Элен, возвратившись вместе с двором из Вильны в Петербург, находилась в затруднительном положении.
В Петербурге Элен пользовалась особым покровительством вельможи, занимавшего одну из высших должностей в государстве. В Вильне же она сблизилась с молодым иностранным принцем. Когда она возвратилась в Петербург, принц и вельможа были оба в Петербурге, оба заявляли свои права, и для Элен представилась новая еще в ее карьере задача: сохранить свою близость отношений с обоими, не оскорбив ни одного.
То, что показалось бы трудным и даже невозможным для другой женщины, ни разу не заставило задуматься графиню Безухову, недаром, видно, пользовавшуюся репутацией умнейшей женщины. Ежели бы она стала скрывать свои поступки, выпутываться хитростью из неловкого положения, она бы этим самым испортила свое дело, сознав себя виноватою; но Элен, напротив, сразу, как истинно великий человек, который может все то, что хочет, поставила себя в положение правоты, в которую она искренно верила, а всех других в положение виноватости.
В первый раз, как молодое иностранное лицо позволило себе делать ей упреки, она, гордо подняв свою красивую голову и вполуоборот повернувшись к нему, твердо сказала:
– Voila l'egoisme et la cruaute des hommes! Je ne m'attendais pas a autre chose. Za femme se sacrifie pour vous, elle souffre, et voila sa recompense. Quel droit avez vous, Monseigneur, de me demander compte de mes amities, de mes affections?

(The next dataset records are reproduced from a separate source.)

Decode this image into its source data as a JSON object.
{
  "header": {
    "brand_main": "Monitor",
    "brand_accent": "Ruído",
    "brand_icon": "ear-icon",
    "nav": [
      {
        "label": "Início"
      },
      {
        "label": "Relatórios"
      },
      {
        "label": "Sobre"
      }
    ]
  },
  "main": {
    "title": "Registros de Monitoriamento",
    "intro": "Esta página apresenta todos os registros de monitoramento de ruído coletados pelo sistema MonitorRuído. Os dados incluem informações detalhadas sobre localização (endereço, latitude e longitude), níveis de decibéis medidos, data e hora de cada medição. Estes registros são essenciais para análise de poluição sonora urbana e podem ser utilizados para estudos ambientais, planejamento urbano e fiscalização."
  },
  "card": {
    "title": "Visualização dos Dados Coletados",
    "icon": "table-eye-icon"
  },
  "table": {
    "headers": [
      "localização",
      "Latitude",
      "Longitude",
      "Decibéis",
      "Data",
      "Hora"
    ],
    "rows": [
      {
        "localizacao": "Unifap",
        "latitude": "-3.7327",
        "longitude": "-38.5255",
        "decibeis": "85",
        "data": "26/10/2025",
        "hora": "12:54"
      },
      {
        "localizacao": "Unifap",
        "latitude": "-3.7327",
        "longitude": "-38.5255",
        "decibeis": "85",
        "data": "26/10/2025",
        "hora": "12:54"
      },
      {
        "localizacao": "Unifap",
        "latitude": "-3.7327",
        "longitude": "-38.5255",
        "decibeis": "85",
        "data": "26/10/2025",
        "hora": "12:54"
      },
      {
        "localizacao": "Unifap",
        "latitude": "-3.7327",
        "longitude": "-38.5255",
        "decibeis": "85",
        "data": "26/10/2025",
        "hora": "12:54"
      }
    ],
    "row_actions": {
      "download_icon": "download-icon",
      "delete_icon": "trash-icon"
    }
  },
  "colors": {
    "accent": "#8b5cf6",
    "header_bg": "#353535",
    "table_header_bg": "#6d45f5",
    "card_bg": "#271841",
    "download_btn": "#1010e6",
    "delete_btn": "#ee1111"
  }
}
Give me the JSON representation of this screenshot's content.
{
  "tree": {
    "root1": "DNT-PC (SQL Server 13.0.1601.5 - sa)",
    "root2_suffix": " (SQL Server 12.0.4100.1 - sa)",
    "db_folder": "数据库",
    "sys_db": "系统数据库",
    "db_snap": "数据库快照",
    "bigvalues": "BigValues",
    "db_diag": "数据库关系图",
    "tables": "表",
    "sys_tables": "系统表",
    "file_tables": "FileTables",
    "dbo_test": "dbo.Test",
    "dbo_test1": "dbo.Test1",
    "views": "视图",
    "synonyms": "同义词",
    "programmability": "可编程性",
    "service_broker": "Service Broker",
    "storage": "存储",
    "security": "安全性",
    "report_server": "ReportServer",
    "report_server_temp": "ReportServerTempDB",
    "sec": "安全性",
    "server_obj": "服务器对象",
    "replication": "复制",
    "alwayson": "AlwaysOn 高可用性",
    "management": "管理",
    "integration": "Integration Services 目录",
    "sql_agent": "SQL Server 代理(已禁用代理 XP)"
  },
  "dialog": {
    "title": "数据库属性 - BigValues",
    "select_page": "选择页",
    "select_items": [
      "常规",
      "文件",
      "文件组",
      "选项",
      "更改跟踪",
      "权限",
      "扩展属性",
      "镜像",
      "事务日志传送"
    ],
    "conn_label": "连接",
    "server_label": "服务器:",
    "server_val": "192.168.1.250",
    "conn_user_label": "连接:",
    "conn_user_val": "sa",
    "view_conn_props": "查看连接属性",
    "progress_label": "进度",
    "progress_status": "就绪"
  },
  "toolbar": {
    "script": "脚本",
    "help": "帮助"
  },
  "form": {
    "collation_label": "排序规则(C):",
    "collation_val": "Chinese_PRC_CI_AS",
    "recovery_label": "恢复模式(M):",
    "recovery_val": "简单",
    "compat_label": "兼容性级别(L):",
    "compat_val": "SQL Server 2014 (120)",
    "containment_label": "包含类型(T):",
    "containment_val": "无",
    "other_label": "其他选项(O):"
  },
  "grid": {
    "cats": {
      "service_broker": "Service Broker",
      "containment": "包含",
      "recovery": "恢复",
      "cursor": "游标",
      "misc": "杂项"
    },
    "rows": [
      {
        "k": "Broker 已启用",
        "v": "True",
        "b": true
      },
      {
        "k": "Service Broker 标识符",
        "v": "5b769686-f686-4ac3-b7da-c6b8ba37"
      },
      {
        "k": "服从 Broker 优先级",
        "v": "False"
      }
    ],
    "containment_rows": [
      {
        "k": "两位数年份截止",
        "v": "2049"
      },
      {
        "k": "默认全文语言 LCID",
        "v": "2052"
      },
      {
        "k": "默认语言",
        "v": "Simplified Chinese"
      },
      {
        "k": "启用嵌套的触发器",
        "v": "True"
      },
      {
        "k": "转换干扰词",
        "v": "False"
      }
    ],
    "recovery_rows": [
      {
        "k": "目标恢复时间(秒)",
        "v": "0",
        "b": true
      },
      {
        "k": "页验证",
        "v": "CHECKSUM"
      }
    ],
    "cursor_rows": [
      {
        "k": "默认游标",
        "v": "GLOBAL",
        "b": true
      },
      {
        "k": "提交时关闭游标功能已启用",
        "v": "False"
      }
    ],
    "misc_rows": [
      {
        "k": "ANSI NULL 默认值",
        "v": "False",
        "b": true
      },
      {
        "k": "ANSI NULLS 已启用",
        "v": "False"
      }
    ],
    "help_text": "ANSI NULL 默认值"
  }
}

C'est un homme qui a ete plus qu'un pere pour moi. [Вот эгоизм и жестокость мужчин! Я ничего лучшего и не ожидала. Женщина приносит себя в жертву вам; она страдает, и вот ей награда. Ваше высочество, какое имеете вы право требовать от меня отчета в моих привязанностях и дружеских чувствах? Это человек, бывший для меня больше чем отцом.]
Лицо хотело что то сказать. Элен перебила его.
– Eh bien, oui, – сказала она, – peut etre qu'il a pour moi d'autres sentiments que ceux d'un pere, mais ce n'est; pas une raison pour que je lui ferme ma porte. Je ne suis pas un homme pour etre ingrate. Sachez, Monseigneur, pour tout ce qui a rapport a mes sentiments intimes, je ne rends compte qu'a Dieu et a ma conscience, [Ну да, может быть, чувства, которые он питает ко мне, не совсем отеческие; но ведь из за этого не следует же мне отказывать ему от моего дома. Я не мужчина, чтобы платить неблагодарностью. Да будет известно вашему высочеству, что в моих задушевных чувствах я отдаю отчет только богу и моей совести.] – кончила она, дотрогиваясь рукой до высоко поднявшейся красивой груди и взглядывая на небо.
– Mais ecoutez moi, au nom de Dieu. [Но выслушайте меня, ради бога.]